ところで、顔面醜状については、それ自体身体の労働機能に影響を及ぼすものではないから、一般的には労働能力の喪失をきたすものではないといいうるが、とりわけそれが女子の場合には、当該醜状の程度、年齢、希望する職業との賃金格差、事故前後における稼働状況の差異等により、場合によっては顔面醜状それ自体による逸失利益が認められる場合が想定されないではない。しかしながら、本件の場合は、控訴人の希望する職業、不利益の現実化の程度等からすると、未だ逸失利益を認める案件ではないというべきであって、その蒙る不利益は、前示のとおり、慰謝料によって補完すべきものである。」
6 原判決七枚目表五行目の「一八歳から六七歳」を「前記短大卒業後、二〇歳から六七歳」に、同七行目の「平成三年版」から同九行目の「一八二万九九〇〇円」までを「平成三年賃金センサス全国産業計、企業規模計、高専・短大卒二〇歳ないし二四歳の女子労働者平均給与の年額二六四万二九〇〇円」にそれぞれ改め、同末行を、次のとおり改める。

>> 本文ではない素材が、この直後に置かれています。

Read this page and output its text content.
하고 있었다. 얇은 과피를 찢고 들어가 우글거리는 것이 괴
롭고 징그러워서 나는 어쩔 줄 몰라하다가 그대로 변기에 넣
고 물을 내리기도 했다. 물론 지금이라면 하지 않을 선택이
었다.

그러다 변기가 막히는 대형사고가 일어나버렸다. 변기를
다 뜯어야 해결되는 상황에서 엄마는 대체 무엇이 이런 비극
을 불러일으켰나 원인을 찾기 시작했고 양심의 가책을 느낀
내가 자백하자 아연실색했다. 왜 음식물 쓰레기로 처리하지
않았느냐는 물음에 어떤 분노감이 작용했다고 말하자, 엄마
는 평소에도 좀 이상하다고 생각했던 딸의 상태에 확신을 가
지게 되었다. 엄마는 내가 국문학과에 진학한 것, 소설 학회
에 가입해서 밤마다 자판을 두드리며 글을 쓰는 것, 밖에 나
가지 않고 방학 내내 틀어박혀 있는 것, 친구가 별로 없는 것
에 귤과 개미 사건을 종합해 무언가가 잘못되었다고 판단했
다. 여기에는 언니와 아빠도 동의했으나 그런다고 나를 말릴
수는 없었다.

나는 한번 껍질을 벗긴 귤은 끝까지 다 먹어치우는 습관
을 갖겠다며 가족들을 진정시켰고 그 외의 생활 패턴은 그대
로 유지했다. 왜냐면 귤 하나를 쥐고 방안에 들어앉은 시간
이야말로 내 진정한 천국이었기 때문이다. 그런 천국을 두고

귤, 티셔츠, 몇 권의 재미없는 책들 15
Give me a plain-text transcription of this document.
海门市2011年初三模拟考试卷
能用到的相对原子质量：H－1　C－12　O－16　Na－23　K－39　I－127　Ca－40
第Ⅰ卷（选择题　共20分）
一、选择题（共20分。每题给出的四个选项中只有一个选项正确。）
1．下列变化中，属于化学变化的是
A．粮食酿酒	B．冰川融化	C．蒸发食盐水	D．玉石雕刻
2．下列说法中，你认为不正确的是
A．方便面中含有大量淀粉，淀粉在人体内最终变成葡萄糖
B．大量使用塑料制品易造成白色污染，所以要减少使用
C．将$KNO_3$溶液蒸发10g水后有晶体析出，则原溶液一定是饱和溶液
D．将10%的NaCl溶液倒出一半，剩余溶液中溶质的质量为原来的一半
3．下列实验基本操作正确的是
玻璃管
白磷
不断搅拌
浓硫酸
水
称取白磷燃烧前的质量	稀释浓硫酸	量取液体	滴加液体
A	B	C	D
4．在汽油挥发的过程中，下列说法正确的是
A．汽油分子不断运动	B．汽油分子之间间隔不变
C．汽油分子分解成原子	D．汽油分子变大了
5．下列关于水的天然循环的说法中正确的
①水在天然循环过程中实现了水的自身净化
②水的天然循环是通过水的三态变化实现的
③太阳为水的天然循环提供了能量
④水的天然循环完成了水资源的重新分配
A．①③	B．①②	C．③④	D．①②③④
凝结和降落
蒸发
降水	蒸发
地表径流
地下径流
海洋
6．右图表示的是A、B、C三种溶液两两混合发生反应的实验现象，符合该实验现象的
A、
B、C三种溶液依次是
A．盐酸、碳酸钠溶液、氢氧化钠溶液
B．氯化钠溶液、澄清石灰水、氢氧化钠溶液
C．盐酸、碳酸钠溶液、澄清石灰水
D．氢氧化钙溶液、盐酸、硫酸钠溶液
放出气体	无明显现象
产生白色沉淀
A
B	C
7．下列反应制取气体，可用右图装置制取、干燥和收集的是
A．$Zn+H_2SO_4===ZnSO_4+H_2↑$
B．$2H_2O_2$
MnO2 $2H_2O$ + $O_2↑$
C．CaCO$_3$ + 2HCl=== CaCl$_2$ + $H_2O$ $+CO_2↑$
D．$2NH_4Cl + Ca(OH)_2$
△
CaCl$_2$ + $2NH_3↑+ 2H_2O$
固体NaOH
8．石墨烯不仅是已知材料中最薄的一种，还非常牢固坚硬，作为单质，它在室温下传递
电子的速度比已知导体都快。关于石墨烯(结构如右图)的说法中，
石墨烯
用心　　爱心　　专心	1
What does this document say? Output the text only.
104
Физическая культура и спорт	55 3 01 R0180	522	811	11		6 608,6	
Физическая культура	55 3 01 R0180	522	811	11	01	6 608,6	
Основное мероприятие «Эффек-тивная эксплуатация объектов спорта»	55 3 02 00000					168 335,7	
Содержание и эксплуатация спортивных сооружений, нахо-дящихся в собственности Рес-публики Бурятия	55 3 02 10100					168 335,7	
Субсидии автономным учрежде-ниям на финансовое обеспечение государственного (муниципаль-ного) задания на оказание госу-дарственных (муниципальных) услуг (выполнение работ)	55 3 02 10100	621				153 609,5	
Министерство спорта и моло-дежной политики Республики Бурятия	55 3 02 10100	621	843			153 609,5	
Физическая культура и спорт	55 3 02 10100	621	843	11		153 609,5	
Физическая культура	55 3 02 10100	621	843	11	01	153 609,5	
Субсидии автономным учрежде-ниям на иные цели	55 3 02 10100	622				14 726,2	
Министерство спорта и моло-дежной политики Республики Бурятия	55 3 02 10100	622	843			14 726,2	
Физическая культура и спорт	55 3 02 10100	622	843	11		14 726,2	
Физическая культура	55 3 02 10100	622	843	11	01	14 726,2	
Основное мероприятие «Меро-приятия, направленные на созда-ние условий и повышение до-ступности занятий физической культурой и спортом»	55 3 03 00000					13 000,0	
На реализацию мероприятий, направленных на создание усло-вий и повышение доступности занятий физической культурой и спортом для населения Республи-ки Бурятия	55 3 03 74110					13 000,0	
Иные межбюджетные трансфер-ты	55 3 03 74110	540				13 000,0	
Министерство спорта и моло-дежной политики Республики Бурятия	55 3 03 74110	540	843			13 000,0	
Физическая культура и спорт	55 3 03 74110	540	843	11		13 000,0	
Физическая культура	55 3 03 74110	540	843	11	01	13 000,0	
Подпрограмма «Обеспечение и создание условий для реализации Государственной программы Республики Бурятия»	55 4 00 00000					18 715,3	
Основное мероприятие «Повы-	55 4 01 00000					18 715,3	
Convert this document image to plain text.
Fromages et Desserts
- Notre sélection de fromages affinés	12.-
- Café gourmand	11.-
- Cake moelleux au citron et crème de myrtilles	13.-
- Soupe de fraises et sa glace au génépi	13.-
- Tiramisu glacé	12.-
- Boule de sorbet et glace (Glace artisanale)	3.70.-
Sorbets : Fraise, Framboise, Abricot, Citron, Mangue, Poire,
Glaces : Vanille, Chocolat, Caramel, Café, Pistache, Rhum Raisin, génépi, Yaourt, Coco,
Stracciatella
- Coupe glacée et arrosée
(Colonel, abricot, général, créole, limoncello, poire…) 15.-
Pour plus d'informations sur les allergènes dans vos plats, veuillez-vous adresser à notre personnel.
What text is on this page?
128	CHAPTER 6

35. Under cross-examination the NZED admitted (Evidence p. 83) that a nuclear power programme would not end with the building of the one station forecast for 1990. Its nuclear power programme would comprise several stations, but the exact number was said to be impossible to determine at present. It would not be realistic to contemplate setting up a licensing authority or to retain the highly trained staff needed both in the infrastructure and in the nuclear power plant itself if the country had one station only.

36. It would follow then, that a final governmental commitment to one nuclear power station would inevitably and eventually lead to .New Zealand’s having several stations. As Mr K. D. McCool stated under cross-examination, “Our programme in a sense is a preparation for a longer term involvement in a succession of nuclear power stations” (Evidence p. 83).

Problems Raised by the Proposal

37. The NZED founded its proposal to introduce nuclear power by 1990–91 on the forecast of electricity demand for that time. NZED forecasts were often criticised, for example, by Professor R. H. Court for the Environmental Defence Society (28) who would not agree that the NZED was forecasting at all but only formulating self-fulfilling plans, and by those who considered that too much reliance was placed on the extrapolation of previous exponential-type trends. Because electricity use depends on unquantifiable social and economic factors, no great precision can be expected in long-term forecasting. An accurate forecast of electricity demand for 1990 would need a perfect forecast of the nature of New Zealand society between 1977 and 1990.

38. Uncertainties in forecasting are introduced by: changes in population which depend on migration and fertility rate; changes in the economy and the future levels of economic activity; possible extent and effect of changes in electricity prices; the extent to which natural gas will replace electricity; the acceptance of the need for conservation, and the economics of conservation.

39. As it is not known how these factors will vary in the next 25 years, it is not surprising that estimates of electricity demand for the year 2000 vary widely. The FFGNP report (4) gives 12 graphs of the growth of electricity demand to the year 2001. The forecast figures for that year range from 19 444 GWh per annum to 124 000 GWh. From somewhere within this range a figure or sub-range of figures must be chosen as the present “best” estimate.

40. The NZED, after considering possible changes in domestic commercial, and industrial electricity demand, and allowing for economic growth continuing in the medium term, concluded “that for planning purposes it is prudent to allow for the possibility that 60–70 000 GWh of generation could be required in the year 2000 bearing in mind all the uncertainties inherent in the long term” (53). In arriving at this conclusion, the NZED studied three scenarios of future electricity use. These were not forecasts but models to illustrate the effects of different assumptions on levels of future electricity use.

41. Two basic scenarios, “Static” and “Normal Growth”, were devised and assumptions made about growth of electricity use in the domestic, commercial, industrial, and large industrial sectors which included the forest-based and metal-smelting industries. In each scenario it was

「2,642,900×0.14×(26.5952−7.9449)
≒6,900,722」
7 原判決七枚目裏一行目の「六〇万円」を「七五万円」に、同五行目の「一七八一万五九五七」を「一九七八万八四二二円」にそれぞれ改め、同七行目から同九行目までを削り、同八枚目表二、三行目の「六二七万五九五七円」を「八二四万八四二二円」に改める。
二したがって、控訴人の被控訴人に対する本訴請求は、本件事故による損害賠償として金八二四万八四二二円及びこれに対する本件事故の日である昭和六一年一月一日より支払いずみまで民法所定年五分の割合による遅延損害金の支払いを求める限度で、正当としてこれを認容し、その余を失当として棄却すべきである。
よって、一部これと異なる原判決を右の趣旨に変更し、訴訟費用の負担について民訴法九六条前段、九二条本文、八九条を、仮執行の宣言について同法一九六条一項をそれぞれ適用して、主文のとおり判決する。